Exploring the possibility of a proprietary black cumin oil extract as a Dual Orexin Receptor Antagonist in restoring stress-sleep balance on stress-induced sleep deprived animals

Abstract

Background

Orexins act as a molecular switch for the release of cortisol/corticosterone in response to a stress stimulus and hence to regulate sleep/wake cycle. Orexin agonism during the day promotes wakefulness, and Dual Orexin Receptor Antagonists (DORA) can promote sleep signals by enhancing melatonin, which is an inhibitor of orexin. It was reported that a proprietary black cumin (Nigella sativa) oil (BCO-5) alleviated stress and improved sleep quality.

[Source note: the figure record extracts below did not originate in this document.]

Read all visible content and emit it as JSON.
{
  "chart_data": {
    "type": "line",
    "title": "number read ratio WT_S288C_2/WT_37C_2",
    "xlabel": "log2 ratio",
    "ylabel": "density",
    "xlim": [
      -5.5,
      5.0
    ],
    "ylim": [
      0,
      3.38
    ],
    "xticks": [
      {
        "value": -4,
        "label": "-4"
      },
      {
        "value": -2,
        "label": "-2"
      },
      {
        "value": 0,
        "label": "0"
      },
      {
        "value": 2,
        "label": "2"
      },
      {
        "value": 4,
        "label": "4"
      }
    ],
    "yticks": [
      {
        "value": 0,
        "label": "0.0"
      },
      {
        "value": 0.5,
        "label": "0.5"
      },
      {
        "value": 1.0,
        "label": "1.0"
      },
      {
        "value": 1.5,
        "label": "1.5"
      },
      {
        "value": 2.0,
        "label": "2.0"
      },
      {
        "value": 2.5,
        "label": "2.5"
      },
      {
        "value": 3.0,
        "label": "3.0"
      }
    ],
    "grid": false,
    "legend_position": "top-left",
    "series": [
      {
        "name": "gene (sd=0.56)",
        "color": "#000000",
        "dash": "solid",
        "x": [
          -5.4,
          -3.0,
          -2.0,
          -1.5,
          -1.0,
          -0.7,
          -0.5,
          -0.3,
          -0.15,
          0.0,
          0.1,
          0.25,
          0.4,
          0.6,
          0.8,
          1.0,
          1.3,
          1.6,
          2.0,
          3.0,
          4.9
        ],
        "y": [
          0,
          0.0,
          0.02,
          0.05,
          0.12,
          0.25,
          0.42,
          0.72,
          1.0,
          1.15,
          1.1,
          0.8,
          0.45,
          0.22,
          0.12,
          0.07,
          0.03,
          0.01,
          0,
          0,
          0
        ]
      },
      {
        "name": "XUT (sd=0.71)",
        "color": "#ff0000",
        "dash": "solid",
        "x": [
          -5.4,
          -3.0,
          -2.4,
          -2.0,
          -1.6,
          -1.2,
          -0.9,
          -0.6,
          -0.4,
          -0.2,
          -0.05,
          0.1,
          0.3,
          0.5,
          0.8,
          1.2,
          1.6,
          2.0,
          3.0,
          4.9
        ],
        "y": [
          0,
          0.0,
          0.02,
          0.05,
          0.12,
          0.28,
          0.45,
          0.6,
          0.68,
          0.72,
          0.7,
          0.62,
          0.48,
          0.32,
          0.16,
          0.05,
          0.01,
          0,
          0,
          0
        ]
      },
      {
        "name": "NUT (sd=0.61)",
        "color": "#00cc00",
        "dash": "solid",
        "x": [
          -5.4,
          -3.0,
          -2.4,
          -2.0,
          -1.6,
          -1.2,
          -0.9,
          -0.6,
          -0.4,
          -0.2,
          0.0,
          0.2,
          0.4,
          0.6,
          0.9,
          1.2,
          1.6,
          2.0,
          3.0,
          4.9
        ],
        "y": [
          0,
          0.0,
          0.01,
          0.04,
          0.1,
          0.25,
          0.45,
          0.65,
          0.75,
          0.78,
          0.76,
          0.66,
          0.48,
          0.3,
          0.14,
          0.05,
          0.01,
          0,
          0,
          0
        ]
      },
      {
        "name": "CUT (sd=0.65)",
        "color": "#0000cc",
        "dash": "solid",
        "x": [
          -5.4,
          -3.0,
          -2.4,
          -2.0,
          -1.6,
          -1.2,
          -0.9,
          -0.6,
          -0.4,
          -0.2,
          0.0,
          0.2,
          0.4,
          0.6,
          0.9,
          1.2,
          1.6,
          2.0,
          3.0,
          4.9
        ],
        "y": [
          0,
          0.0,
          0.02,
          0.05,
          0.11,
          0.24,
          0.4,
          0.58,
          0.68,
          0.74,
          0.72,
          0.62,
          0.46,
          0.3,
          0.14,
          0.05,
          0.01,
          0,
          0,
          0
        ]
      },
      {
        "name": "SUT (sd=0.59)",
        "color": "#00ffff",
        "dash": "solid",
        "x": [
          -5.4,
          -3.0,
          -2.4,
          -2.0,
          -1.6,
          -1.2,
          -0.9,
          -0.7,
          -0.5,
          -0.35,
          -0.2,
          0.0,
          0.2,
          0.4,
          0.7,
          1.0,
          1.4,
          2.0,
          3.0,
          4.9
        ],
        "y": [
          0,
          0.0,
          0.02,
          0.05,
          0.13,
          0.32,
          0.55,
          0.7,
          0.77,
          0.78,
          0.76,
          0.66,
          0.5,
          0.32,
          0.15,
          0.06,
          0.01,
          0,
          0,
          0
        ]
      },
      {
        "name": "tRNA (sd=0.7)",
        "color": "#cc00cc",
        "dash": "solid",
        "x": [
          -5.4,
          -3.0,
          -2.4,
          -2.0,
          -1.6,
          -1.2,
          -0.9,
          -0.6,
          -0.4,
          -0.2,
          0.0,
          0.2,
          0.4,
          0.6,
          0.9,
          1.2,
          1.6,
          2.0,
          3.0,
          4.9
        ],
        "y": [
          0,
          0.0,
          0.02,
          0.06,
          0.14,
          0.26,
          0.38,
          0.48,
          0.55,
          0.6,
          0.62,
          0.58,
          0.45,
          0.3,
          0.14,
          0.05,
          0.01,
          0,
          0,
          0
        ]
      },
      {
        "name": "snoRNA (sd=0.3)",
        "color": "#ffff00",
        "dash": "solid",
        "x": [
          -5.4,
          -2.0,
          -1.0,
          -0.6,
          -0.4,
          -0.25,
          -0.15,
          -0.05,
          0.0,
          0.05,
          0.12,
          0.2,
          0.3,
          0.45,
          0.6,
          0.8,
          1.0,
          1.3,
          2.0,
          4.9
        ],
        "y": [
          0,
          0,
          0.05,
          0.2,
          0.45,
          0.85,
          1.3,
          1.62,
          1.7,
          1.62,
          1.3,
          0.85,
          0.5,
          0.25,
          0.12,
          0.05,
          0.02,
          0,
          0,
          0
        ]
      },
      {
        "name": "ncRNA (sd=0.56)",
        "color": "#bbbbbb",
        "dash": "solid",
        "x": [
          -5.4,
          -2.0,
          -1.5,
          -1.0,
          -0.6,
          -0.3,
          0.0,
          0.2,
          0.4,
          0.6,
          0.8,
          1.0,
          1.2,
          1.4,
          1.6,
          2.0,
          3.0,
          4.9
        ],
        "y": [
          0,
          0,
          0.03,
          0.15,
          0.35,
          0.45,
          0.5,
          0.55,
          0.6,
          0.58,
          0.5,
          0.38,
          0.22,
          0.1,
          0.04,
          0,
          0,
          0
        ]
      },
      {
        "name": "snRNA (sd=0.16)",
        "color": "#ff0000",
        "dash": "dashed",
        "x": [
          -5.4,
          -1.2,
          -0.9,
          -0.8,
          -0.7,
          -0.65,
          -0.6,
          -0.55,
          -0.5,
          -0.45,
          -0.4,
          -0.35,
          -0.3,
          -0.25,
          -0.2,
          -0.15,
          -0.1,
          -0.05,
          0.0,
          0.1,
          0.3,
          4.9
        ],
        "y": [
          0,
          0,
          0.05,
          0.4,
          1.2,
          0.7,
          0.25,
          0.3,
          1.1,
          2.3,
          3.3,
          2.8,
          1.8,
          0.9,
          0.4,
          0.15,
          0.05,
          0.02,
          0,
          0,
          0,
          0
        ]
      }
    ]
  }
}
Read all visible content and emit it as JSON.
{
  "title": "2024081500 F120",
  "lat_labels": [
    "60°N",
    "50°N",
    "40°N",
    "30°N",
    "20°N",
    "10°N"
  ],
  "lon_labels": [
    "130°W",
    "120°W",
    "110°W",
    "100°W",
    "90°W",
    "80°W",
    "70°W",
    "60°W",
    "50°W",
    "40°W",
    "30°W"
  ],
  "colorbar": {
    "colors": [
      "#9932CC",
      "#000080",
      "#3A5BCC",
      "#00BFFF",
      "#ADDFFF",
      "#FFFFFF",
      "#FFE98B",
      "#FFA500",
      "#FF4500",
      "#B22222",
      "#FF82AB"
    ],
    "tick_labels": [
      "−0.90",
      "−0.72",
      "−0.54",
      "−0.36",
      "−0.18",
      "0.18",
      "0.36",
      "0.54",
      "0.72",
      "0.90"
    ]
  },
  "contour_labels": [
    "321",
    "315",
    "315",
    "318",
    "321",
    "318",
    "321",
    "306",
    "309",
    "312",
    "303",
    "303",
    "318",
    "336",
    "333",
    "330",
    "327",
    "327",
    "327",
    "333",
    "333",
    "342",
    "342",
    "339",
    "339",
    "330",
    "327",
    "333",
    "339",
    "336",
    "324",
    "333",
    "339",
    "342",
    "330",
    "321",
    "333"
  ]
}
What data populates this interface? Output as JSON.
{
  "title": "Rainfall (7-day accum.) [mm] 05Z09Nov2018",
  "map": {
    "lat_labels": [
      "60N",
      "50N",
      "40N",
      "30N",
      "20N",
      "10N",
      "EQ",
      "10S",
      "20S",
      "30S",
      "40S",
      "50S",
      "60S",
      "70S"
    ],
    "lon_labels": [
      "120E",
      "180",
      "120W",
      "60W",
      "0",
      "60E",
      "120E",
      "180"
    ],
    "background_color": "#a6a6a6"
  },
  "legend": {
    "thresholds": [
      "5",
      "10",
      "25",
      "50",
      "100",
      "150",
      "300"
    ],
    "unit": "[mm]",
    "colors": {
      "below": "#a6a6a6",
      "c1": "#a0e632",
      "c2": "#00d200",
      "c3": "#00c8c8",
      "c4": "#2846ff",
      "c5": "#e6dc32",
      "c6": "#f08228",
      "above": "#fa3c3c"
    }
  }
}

The present study investigated the mechanism of action of BCO-5 using stress-induced and sleep-deprived model of rats.

Methods

Adult Sprague Dawley rats (n = 24) were randomised into 4 groups (Group I – Sham; Group II – Stress-induced group; Group III – BCO-5 treated normal animals; Group IV – Stress + BCO-5 (20 mg/kg b. wt.) for 14 days and monitored the behaviour and biochemical markers.

Results

The co-supplementation of BCO-5 significantly decreased the body weight, locomotor activity, rearing and grooming frequencies among Group IV animals significantly compared to Group II. The observed behaviour was also correlated with the significant decrease in orexin, corticosterone and c-fos expression levels, while an increase was observed in melatonin concentration.

Conclusion

Our results support the plausible role of BCO-5 as a DORA to manage stress and improve sleep.